Going through life without the bottom part of its trunk cannot be easy for this elephant.

Monitoring the health of free ranging wild animals is one of the toughest challenges for conservationists and wildlife managers.  If the animal is a highly mobile animal like the elephant, then, it is near impossible.  Unless the animal had been made immobile due to a debilitating wound or situation, to track an injured wild animal even with the slightest mobility is a daunting task.

By serendipitous events we have found that remote cameras could be an effective technology to monitor injured elephants.  But the underlying challenges of finding the injured animal or animals and treating them still remains.  Remote cameras have made it possible for us to identify injured elephants in Wasgamuwa and pass this information to the veterinarians of the Department of Wildlife Conservation.

Camera trapping is one of the most effective field research methods with potential for multiple field applications.  Our remote camera trapping program was first initiated for the sole purpose of studying carnivores.   As time went by, we realized that the camera traps are useful not only to study carnivores but also to gather information on elephants and various other fauna as well.  The cameras are very effective in providing information on the health of elephants, especially to identify elephants that have been seriously wounded or injured or in poor overall physical condition.

A shattered femur means there is little hope for survival but a slow, agonising death.
A shattered femur means there is little hope for survival but a slow, agonising death.

In Wasgamuwa, one of the main threats to wild elephants is trap guns and steel wire snares.  There is a very interesting reason for how and why this is so.  Elephants are landscape architects similar to humans in many aspects.  They are truly the only other species next to humans who can alter their environment very drastically.  Elephants are the road makers of the wild—they are the bulldozers that create the main pathways in the forests and even in human-dominated landscapes.  These paths made by elephants eventually become the main roads for practically all the other animals such as Sambhur, Axis deer, Wild Boar, Leopard, Sloth Bear and even smaller animals such as Civets, Mongooses, Mouse Deer and Fishing, Jungle and Rusty-spotted cats.  Poachers use these paths as well to set their guns and traps and this is how elephants get injured by trap guns and snares.

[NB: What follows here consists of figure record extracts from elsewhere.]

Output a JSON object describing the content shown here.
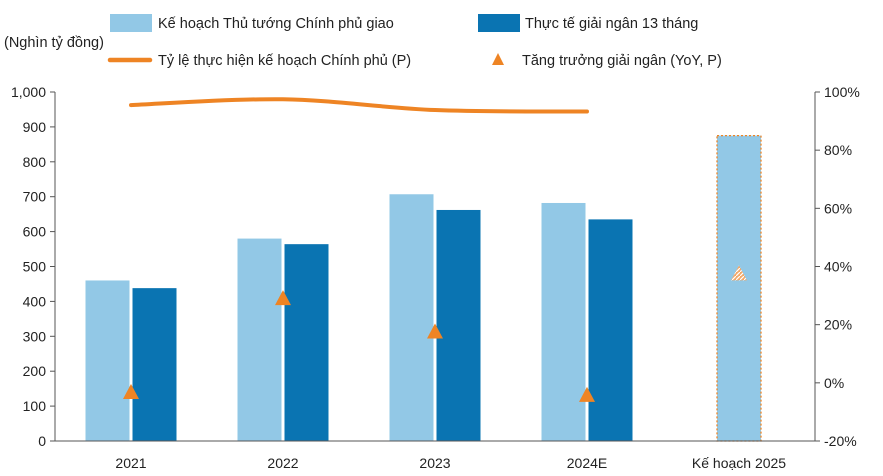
{
  "chart_data": {
    "type": "bar",
    "categories": [
      "2021",
      "2022",
      "2023",
      "2024E",
      "Kế hoạch 2025"
    ],
    "unit_label": "(Nghìn tỷ đồng)",
    "series": [
      {
        "name": "Kế hoạch Thủ tướng Chính phủ giao",
        "kind": "bar",
        "axis": "left",
        "color": "#92c8e6",
        "values": [
          460,
          580,
          707,
          682,
          875
        ]
      },
      {
        "name": "Thực tế giải ngân 13 tháng",
        "kind": "bar",
        "axis": "left",
        "color": "#0a74b2",
        "values": [
          438,
          564,
          662,
          635,
          null
        ]
      },
      {
        "name": "Tỷ lệ thực hiện kế hoạch Chính phủ (P)",
        "kind": "line",
        "axis": "right",
        "color": "#ee8424",
        "values": [
          95.5,
          97.5,
          93.8,
          93.3,
          null
        ]
      },
      {
        "name": "Tăng trưởng giải ngân (YoY, P)",
        "kind": "marker",
        "axis": "right",
        "color": "#ee8424",
        "values": [
          -3.5,
          28.8,
          17.3,
          -4.5,
          37.3
        ]
      }
    ],
    "y_left": {
      "range": [
        0,
        1000
      ],
      "ticks": [
        0,
        100,
        200,
        300,
        400,
        500,
        600,
        700,
        800,
        900,
        1000
      ],
      "tick_labels": [
        "0",
        "100",
        "200",
        "300",
        "400",
        "500",
        "600",
        "700",
        "800",
        "900",
        "1,000"
      ]
    },
    "y_right": {
      "range": [
        -20,
        100
      ],
      "ticks": [
        -20,
        0,
        20,
        40,
        60,
        80,
        100
      ],
      "tick_labels": [
        "-20%",
        "0%",
        "20%",
        "40%",
        "60%",
        "80%",
        "100%"
      ]
    },
    "grid": false,
    "legend_position": "top"
  }
}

Poaching is epidemic in Sri Lanka and Wasgamuwa is no exception.  Steel snares and trap guns are frequently set along forest paths to kill game such as Sambhur, Axis deer, and Wild Boar.  The height at which these guns are set depends on the chest height of the animal (for a lung or heart shot) the poachers are attempting to kill.  So almost all of these guns are set up at 4 feet or lesser height with the lowest been for wild boar.  Unfortunately elephants become collateral casualties of these traps.

Steel snares can eventually lead to the trunk getting severed.
Steel snares can eventually lead to the trunk getting severed.

Trap guns typically inflict wounds on the lower extremities of elephants’ generally on their limbs from the elbow and knee downwards unless a small calf triggers the gun.  Then it could be lethal for the calf.  If the home made slug goes into muscle then there is a good chance the wound will heal.  But if the slug hits an artery or shatters bone then the elephant is definitely doomed.  A fracture means a protracted death from infection and gangrene.  Once an elephant breaks a major bone there is no chance of it ever healing.  Elephants with shattered knees, ankles and wrists basically rot to their deaths, especially during the wet season, when they are highly susceptible to infection.

Steel snares again are set for game such as Sambhur, Axis Deer and Wild Boar and also to catch smaller game such as barking deer, mouse deer, pangolin and porcupine.  These snares often get entangled in the feet and trunks of elephants.  As it is for other animals, the snares are not life threatening to elephants.  When elephants get entangled in snares they snap the cable from its anchor and drag the cable along or sometimes manage to break it off at the knot.  We have encountered several elephants inside and outside the Wagamuwa National Park dragging cables that were attached to their legs.  Although they are free the cables cause ligatures that eventually cuts into the flesh and becomes embedded in the bone, or in the case of a trunk it might get completely severed.

If these elephants are treated as soon they are encountered many of them can be easily saved before the snares cause mutilating injuries such as severed trunks and rupturing wounds in their limbs.  When spotted, elephants with such injuries should be treated swiftly to ensure they will not suffer unnecessarily.  However, the challenge is the lack of field veterinary facilities to mobilize immediately when such elephants are encountered.  So, tragically, most of these elephants go untreated.  For some with grievous injuries by the time an effort is made to treat them it is too late considering the tremendous challenge of finding them first.

The Sri Lanka Wildlife Conservation Society has set up remote cameras along several major elephant paths to identify and monitor elephants injured from trap guns and snares. The information so gathered is passed on immediately to the veterinarians of the Department of Wildlife Conservation.  Due to these efforts the wildlife department veterinarians have been able to treat vey effectively several of these injured elephants in Wasgamuwa.